Les violences sexuelles contre les enfants atteignent un niveau alarmant en République démocratique du Congo (RDC). Plus de 35 000 agressions ont été recensées entre janvier et septembre 2025, a alerté mardi 30 décembre le Fonds des Nations unies pour l’enfance (UNICEF), dénonçant un fléau national aggravé par les conflits armés, la pauvreté et une impunité persistante.
Selon l’UNICEF, ces chiffres, qualifiés d’« effrayants », confirment une dégradation continue de la situation depuis 2022. Si les provinces de l’Est Nord-Kivu, Sud-Kivu et Ituri concentrent toujours la majorité des cas en raison de la présence de groupes armés, aucune région du pays n’est désormais épargnée. Des taux élevés de signalements sont également observés à Kinshasa et dans le Kasaï, révélant une crise d’ampleur nationale.
Les données montrent une hausse marquée des violences sexuelles au cours des trois dernières années. En 2024, près de 45 000 cas avaient été enregistrés, soit trois fois plus qu’en 2022. Les adolescentes âgées de 12 à 17 ans demeurent les principales victimes. Les filles représentaient 47 % des survivantes en 2024, contre 27 % deux ans plus tôt.
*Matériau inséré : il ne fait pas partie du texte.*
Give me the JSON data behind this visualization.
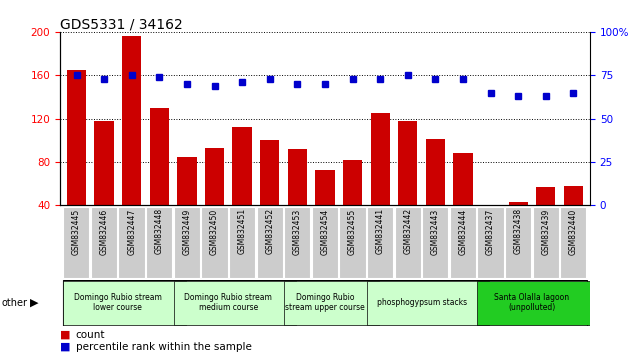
{
  "title": "GDS5331 / 34162",
  "samples": [
    "GSM832445",
    "GSM832446",
    "GSM832447",
    "GSM832448",
    "GSM832449",
    "GSM832450",
    "GSM832451",
    "GSM832452",
    "GSM832453",
    "GSM832454",
    "GSM832455",
    "GSM832441",
    "GSM832442",
    "GSM832443",
    "GSM832444",
    "GSM832437",
    "GSM832438",
    "GSM832439",
    "GSM832440"
  ],
  "counts": [
    165,
    118,
    196,
    130,
    85,
    93,
    112,
    100,
    92,
    73,
    82,
    125,
    118,
    101,
    88,
    40,
    43,
    57,
    58
  ],
  "percentiles": [
    75,
    73,
    75,
    74,
    70,
    69,
    71,
    73,
    70,
    70,
    73,
    73,
    75,
    73,
    73,
    65,
    63,
    63,
    65
  ],
  "bar_color": "#cc0000",
  "dot_color": "#0000cc",
  "ylim_left": [
    40,
    200
  ],
  "ylim_right": [
    0,
    100
  ],
  "yticks_left": [
    40,
    80,
    120,
    160,
    200
  ],
  "yticks_right": [
    0,
    25,
    50,
    75,
    100
  ],
  "groups": [
    {
      "label": "Domingo Rubio stream\nlower course",
      "start": 0,
      "end": 4,
      "color": "#ccffcc"
    },
    {
      "label": "Domingo Rubio stream\nmedium course",
      "start": 4,
      "end": 8,
      "color": "#ccffcc"
    },
    {
      "label": "Domingo Rubio\nstream upper course",
      "start": 8,
      "end": 11,
      "color": "#ccffcc"
    },
    {
      "label": "phosphogypsum stacks",
      "start": 11,
      "end": 15,
      "color": "#ccffcc"
    },
    {
      "label": "Santa Olalla lagoon\n(unpolluted)",
      "start": 15,
      "end": 19,
      "color": "#22cc22"
    }
  ],
  "tick_bg_color": "#cccccc",
  "other_label": "other"
}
Les garçons, les enfants en situation de handicap et les personnes déplacées figurent également parmi les groupes les plus vulnérables.
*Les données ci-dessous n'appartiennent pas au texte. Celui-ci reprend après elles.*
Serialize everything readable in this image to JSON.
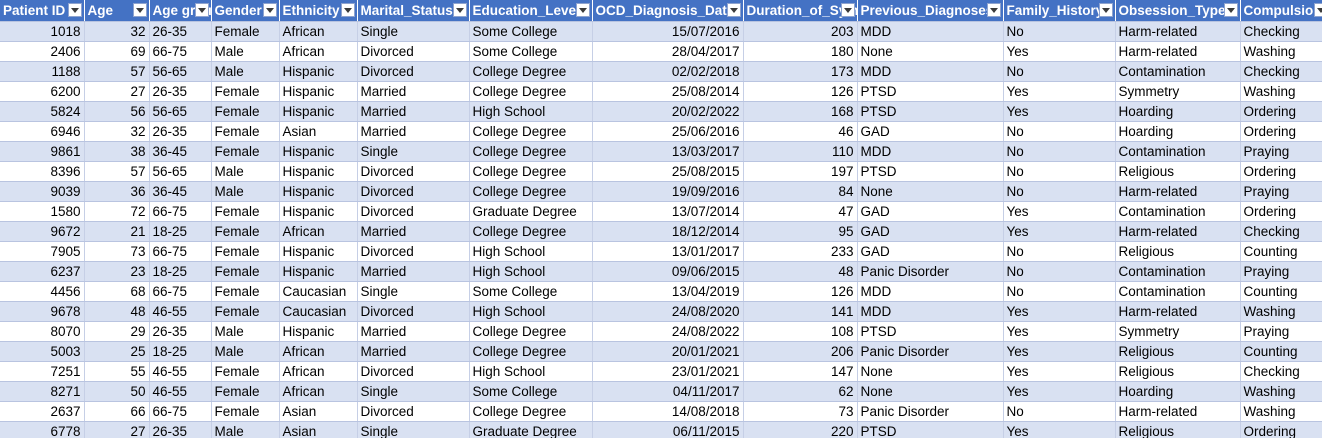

Dans un communiqué, la directrice exécutive de l’UNICEF, Catherine Russell, a dénoncé la gravité de la situation, évoquant des témoignages de mères contraintes de parcourir de longues distances à pied pour conduire leurs filles agressées vers des centres de santé. La peur de la stigmatisation, des représailles et le manque de confiance dans les institutions freinent les dénonciations, laissant penser que les chiffres officiels sous-estiment la réalité.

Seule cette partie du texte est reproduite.